For starters, some schools are missing data, including in the three areas highlighted in initial, at-a-glance search results: cost, graduation rate, and salary ten years after entering. Also, while one can search for schools by program, the earnings data — arguably the key output — aren’t for those specific programs. They are the median salary for the entire school’s federal aid recipients. In other words, the Scorecard, at least right now, offers only very broad, somewhat incomplete stats.

More important, the Scorecard leaves out crucial context you need to determine if an institution is really bad — in other words, it doesn’t actually add value for students — or if it does add value but is working with more challenging folks. It’s akin to suggesting the Little League world champion’s coach isn’t very good because the Yankees hit bigger homers.

I’ve written about the huge importance of outside-school realities before, but a new report from the Brookings Institution examining big increases in student loan defaults — the timing of which dovetails nicely with the Scorecard — helps to provide more context.

When they think of “bad” schools, most edu-policy people probably think “for-profits,” and some may think “community colleges.” But it is clear that these institutions tend very strongly to be the ones taking the high-risk, marginal students to whom the federal government happily hands big loans and says “go to college.” What is not clear, especially given their student bodies and the programs they offer, is whether such schools actually add less value than schools with much higher paid grads, potentially all the way up to Harvard or Yale.

The Brookings report furnishes graphs showing, at least among borrowers, which schools have the toughest challenges. For-profit borrowers have by far the lowest parental income: around $30,000 per year from eyeballing the graph, compared to roughly $48,000 for community colleges and nonselective four-year schools; $65,000 for somewhat selective four-year institutions; and $80,000 for selective four-year schools. Median age of borrowers at entry is about 24 years old at for-profit schools, 23 at community colleges, 20 at non-selective schools, and 18 at the top two levels of selectivity. To put a bow on it, the percentage of borrowers who are first-generation college attendees is around 58 percent at for-profits, 50 percent at community colleges, 42 percent at nonselective four-year schools, 38 percent at somewhat selective institutions, and 25 percent at selective colleges.
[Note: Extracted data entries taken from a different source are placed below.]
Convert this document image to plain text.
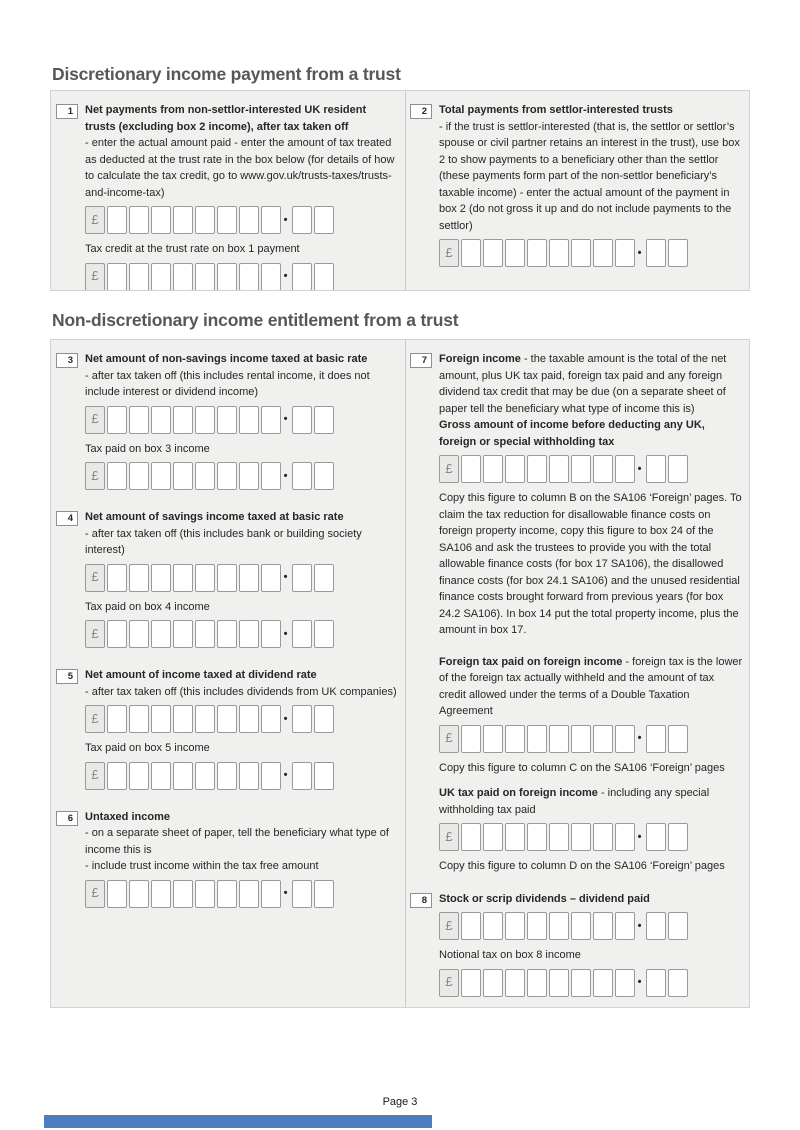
Discretionary income payment from a trust
1	Net payments from non-settlor-interested UK resident trusts (excluding box 2 income), after tax taken off
- enter the actual amount paid - enter the amount of tax treated as deducted at the trust rate in the box below (for details of how to calculate the tax credit, go to www.gov.uk/trusts-taxes/trusts-and-income-tax)
£	•
Tax credit at the trust rate on box 1 payment
£	•
2	Total payments from settlor-interested trusts
- if the trust is settlor-interested (that is, the settlor or settlor’s spouse or civil partner retains an interest in the trust), use box 2 to show payments to a beneficiary other than the settlor (these payments form part of the non-settlor beneficiary’s taxable income) - enter the actual amount of the payment in box 2 (do not gross it up and do not include payments to the settlor)
£	•
Non-discretionary income entitlement from a trust
3	Net amount of non-savings income taxed at basic rate
- after tax taken off (this includes rental income, it does not include interest or dividend income)
£	•
Tax paid on box 3 income
£	•
4	Net amount of savings income taxed at basic rate
- after tax taken off (this includes bank or building society interest)
£	•
Tax paid on box 4 income
£	•
5	Net amount of income taxed at dividend rate
- after tax taken off (this includes dividends from UK companies)
£	•
Tax paid on box 5 income
£	•
6	Untaxed income
- on a separate sheet of paper, tell the beneficiary what type of income this is
- include trust income within the tax free amount
£	•
7	Foreign income - the taxable amount is the total of the net amount, plus UK tax paid, foreign tax paid and any foreign dividend tax credit that may be due (on a separate sheet of paper tell the beneficiary what type of income this is)
Gross amount of income before deducting any UK, foreign or special withholding tax
£	•
Copy this figure to column B on the SA106 ‘Foreign’ pages. To claim the tax reduction for disallowable finance costs on foreign property income, copy this figure to box 24 of the SA106 and ask the trustees to provide you with the total allowable finance costs (for box 17 SA106), the disallowed finance costs (for box 24.1 SA106) and the unused residential finance costs brought forward from previous years (for box 24.2 SA106). In box 14 put the total property income, plus the amount in box 17.
Foreign tax paid on foreign income - foreign tax is the lower of the foreign tax actually withheld and the amount of tax credit allowed under the terms of a Double Taxation Agreement
£	•
Copy this figure to column C on the SA106 ‘Foreign’ pages
UK tax paid on foreign income - including any special withholding tax paid
£	•
Copy this figure to column D on the SA106 ‘Foreign’ pages
8	Stock or scrip dividends – dividend paid
£	•
Notional tax on box 8 income
£	•
Page 3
Data behind the College Scorecard — into which I am just starting to wade — also help reveal the importance of factors outside of the schools themselves, though the Scorecard doesn’t feature such analysis. Future salaries, for instance, correlate powerfully with schools’ SAT and ACT scores. The correlation between salaries and average SAT score is 0.62, a “strong” correlation. The correlation between salaries and midpoint ACT math score is 0.69. And the correlation with the percentage of students using Pell Grants — a rough approximation of student poverty — is ‑0.49, very close to a “strong” correlation.

This is essential context. But the Scorecard doesn’t focus on it at all, giving the impression that school quality is just about cost, graduation rates, and earnings. Which is great for superficially demonizing some schools and lionizing others, but terrible for deciding which colleges are good, and which maybe shouldn’t even be in the game.